Autonomous vehicles will be aware of their 360° surroundings. The array of embedded sensors they will have means vehicles will be able to communicate with each other to brake, swerve and stop to avoid any injury or collision. While technology remains in its infancy now, we’re highly likely to see them hit the highways in our lifetime.
“The concepts that are the bedrock of an autonomous driving future, such as machine vision and sensor fusion, are already being rolled out successfully to enable effective safety measures on the road.” says Eran Shir, CEO of Nexar, an AI backed dashcam app creating the worlds first open vehicle network.
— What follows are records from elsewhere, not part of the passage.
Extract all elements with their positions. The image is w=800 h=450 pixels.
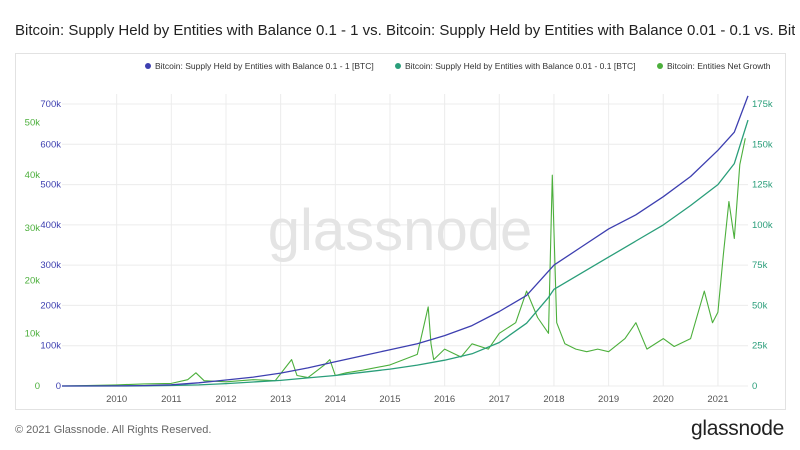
y-left-inner-tick-label: 0 bbox=[56, 381, 61, 392]
x-tick-label: 2012 bbox=[215, 394, 236, 405]
y-right-tick-label: 75k bbox=[752, 260, 768, 271]
y-right-tick-label: 150k bbox=[752, 139, 773, 150]
legend-label[interactable]: Bitcoin: Supply Held by Entities with Ba… bbox=[405, 61, 636, 71]
series-lines bbox=[61, 95, 749, 387]
x-tick-label: 2020 bbox=[653, 394, 674, 405]
chart-title: Bitcoin: Supply Held by Entities with Ba… bbox=[15, 22, 795, 39]
y-right-tick-label: 100k bbox=[752, 220, 773, 231]
y-right-tick-label: 25k bbox=[752, 341, 768, 352]
y-left-outer-tick-label: 20k bbox=[25, 276, 41, 287]
y-left-outer-tick-label: 10k bbox=[25, 328, 41, 339]
y-right-tick-label: 125k bbox=[752, 180, 773, 191]
y-left-outer-tick-label: 50k bbox=[25, 117, 41, 128]
y-right-tick-label: 50k bbox=[752, 300, 768, 311]
glassnode-logo: glassnode bbox=[690, 417, 784, 440]
chart-frame bbox=[15, 53, 786, 410]
series-supply-0.01-0.1-line bbox=[62, 119, 749, 387]
axes: 2010 2011 2012 2013 2014 2015 2016 2017 2018 2019… bbox=[25, 99, 773, 405]
y-left-outer-tick-label: 30k bbox=[25, 223, 41, 234]
x-tick-label: 2016 bbox=[434, 394, 455, 405]
legend: Bitcoin: Supply Held by Entities with Ba… bbox=[145, 61, 771, 71]
y-left-inner-tick-label: 400k bbox=[40, 220, 61, 231]
x-tick-label: 2011 bbox=[161, 394, 181, 405]
legend-swatch bbox=[145, 63, 151, 69]
series-net-growth-line bbox=[61, 138, 746, 387]
legend-swatch bbox=[395, 63, 401, 69]
x-tick-label: 2014 bbox=[325, 394, 346, 405]
grid bbox=[62, 94, 748, 387]
x-tick-label: 2017 bbox=[489, 394, 510, 405]
x-tick-label: 2021 bbox=[707, 394, 728, 405]
x-tick-label: 2019 bbox=[598, 394, 619, 405]
y-left-inner-tick-label: 300k bbox=[40, 260, 61, 271]
series-supply-0.1-1-line bbox=[61, 95, 749, 387]
x-tick-label: 2013 bbox=[270, 394, 291, 405]
watermark: glassnode bbox=[268, 198, 532, 263]
y-right-tick-label: 0 bbox=[752, 381, 757, 392]
x-tick-label: 2010 bbox=[106, 394, 127, 405]
legend-swatch bbox=[657, 63, 663, 69]
y-left-inner-tick-label: 700k bbox=[40, 99, 61, 110]
footer-copyright: © 2021 Glassnode. All Rights Reserved. bbox=[15, 424, 212, 436]
y-left-outer-tick-label: 40k bbox=[25, 170, 41, 181]
x-tick-label: 2015 bbox=[379, 394, 400, 405]
y-left-outer-tick-label: 0 bbox=[35, 381, 40, 392]
x-tick-label: 2018 bbox=[543, 394, 564, 405]
y-right-tick-label: 175k bbox=[752, 99, 773, 110]
y-left-inner-tick-label: 500k bbox=[40, 180, 61, 191]
legend-label[interactable]: Bitcoin: Supply Held by Entities with Ba… bbox=[155, 61, 374, 71]
y-left-inner-tick-label: 600k bbox=[40, 139, 61, 150]
y-left-inner-tick-label: 100k bbox=[40, 341, 61, 352]
y-left-inner-tick-label: 200k bbox=[40, 300, 61, 311]
legend-label[interactable]: Bitcoin: Entities Net Growth bbox=[667, 61, 771, 71]
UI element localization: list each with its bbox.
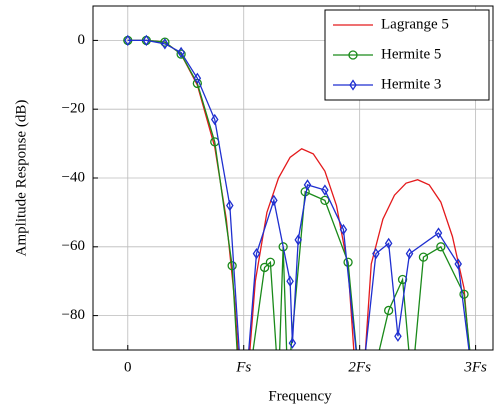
marker (418, 252, 429, 262)
marker (176, 49, 186, 59)
x-tick-label: 3Fs (463, 359, 487, 375)
marker (161, 38, 169, 50)
marker (259, 262, 270, 273)
plot-area (123, 34, 471, 350)
marker (294, 234, 302, 246)
legend-label: Hermite 5 (381, 46, 441, 62)
marker (384, 237, 393, 250)
y-tick-label: −40 (62, 169, 85, 185)
legend-marker (348, 50, 358, 60)
x-tick-label: 0 (124, 359, 132, 375)
marker (459, 289, 469, 299)
marker (177, 46, 185, 59)
marker (339, 223, 348, 236)
plot-frame (92, 5, 494, 351)
x-tick-label: 2Fs (348, 359, 371, 375)
y-axis-label: Amplitude Response (dB) (13, 100, 29, 257)
x-axis-label: Frequency (268, 388, 332, 404)
marker (226, 199, 234, 212)
marker (303, 179, 312, 191)
marker (160, 37, 170, 47)
marker (278, 242, 288, 252)
marker (124, 34, 132, 47)
legend-label: Lagrange 5 (381, 16, 449, 32)
legend-label: Hermite 3 (381, 76, 441, 92)
marker (210, 113, 219, 126)
marker (265, 257, 276, 267)
marker (343, 257, 353, 267)
marker (252, 248, 261, 260)
x-tick-label: Fs (235, 359, 251, 375)
marker (384, 305, 394, 316)
marker (405, 248, 414, 260)
y-tick-label: 0 (78, 32, 86, 48)
marker (454, 258, 462, 270)
marker (227, 261, 237, 271)
marker (288, 337, 297, 349)
marker (270, 194, 278, 207)
y-tick-label: −60 (62, 238, 85, 254)
marker (372, 248, 380, 260)
y-tick-label: −80 (62, 307, 85, 323)
marker (142, 34, 151, 47)
legend-marker (349, 79, 357, 91)
marker (321, 184, 329, 196)
marker (320, 195, 330, 206)
marker (397, 274, 408, 285)
y-tick-label: −20 (62, 101, 85, 117)
marker (434, 227, 443, 239)
marker (436, 242, 446, 252)
marker (193, 72, 202, 84)
marker (286, 275, 294, 287)
marker (394, 330, 402, 342)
“By utilizing a basic smartphone front-facing camera, for example, services like Nexar can understand when a dangerous situation is brewing even before a human can and give drivers immediate “watch out!” warnings that will prevent needless crashes caused by simple distraction, inattentiveness, and human error, and that is just the tip of iceberg”.
Grand Trials
It’s not difficult to see why semi-autonomous vehicles or platforms like Nexar have hit the road long before their autonomous equivalents. Driverless technology is still undergoing intense testing, sometimes using surprising trial methods. Last year, researchers from Intel Labs and Darmstadt University confirmed they were using the virtual world of Grand Theft Auto V to enhance vehicle “vision” systems, because GTA V’s vast, open landscape and road system “significantly increases accuracy”.

Companies including Ford and Google’s Waymo are promising to put their first no-hands vehicles on the road within 3 years. Apple has also been confirmed as one of the tech firms currently testing driverless technology in California.
IBM recently patented a system that uses machine learning to shift control of an autonomous vehicle between a human driver and a vehicle control processor in the event of a potential emergency, providing a safety measure that can contribute to accident prevention.
But despite the enhanced safety driverless cars will offer passengers and pedestrians, they do raise concerns around a different kind of safety vulnerability – hacking.
“The main conclusion of our research is that, in their current state, applications for connected cars are not ready to withstand malware attacks,” says Victor Chebyshev from Kaspersky Lab.
“Thinking about the security of the connected car, one should not only consider the security of server-side infrastructure. We expect that car manufacturers will have to go down the same road that banks have already gone down with their applications.”
Can these vehicles be hacked? Could someone else control your car remotely, change your destination or lock you in? For the time being, engineers at the world’s leading car companies are trying to figure out the answers to these questions. One thing is for sure, we won’t see a deadly swarm of autonomous kamikaze vehicles rampaging through a major city for another few years at least.